What can be done to save the elephant? CITES was developed to ensure that international trade in specimens of wild animals and plants does not threaten their survival. Yet despite a consensus about the threatened status of elephants, CITES has failed to prevent their wholesale slaughter or dampened the motivation for their trade.
Hong Kong has the requisite system in place to intercept illegally traded wildlife and, by law, the Customs and Excise Department is obliged to check that elephants and elephant parts are not illegally traded and handled through its ports. However, many would argue the scale of the operation to enforce these requirements is too small.
The nature of the ivory trade adds to the complexity in enforcement. Much like the illegal trade in narcotics, counterfeits and human trafficking, the global ivory trade is controlled by organised crime syndicates, often using similar trade routes. From the initial poaching of the elephant, transport by air or sea, to handling by dealers and sale in the destination country, the process is highly organised and requires a degree of complicity from corrupt park officials, the police and customs officers.
This makes catching illegal traders and prosecuting offenders extremely difficult, and fudged permit declarations hard to trace.
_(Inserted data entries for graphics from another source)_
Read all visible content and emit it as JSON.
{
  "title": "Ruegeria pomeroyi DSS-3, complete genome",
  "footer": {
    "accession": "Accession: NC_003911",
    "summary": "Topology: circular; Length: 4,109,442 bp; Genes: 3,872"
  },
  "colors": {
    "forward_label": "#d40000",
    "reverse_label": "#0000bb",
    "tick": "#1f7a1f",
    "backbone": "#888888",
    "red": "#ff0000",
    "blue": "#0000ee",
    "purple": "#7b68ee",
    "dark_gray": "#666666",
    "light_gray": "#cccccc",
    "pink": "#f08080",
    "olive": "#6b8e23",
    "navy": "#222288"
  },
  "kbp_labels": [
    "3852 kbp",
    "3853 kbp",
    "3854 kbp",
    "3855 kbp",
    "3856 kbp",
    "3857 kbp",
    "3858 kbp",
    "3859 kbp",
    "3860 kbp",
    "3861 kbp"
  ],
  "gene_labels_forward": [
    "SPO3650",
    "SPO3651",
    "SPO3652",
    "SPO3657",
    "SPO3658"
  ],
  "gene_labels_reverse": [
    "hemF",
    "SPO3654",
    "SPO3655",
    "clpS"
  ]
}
Despite the interception of a number of big ivory shipments in recent years, enforcement in Hong Kong needs to be scaled up to more adequately address the problem.
Better surveillance and use of technology are crucial, and the establishment of the International Consortium on Combating Wildlife Crime should help key transit ports like Hong Kong co-operate and share intelligence with authorities from other demand, transit and source countries.
We need an equally heavy focus on the demand side. Environmental non-governmental organisations and campaign groups in Hong Kong and mainland China need to focus on communicating the realities and consequences of the ivory trade to consumers.
WildAid, a US-based NGO, has been running TV and social media campaigns in China to stem the trade in different species, including a prominent shark fin campaign with celebrities such as actor Jackie Chan. Ivory and shark fin consumption have similar connotations of prestige in Chinese society, and campaigns that help to demystify such purchases can make a big difference in driving down demand.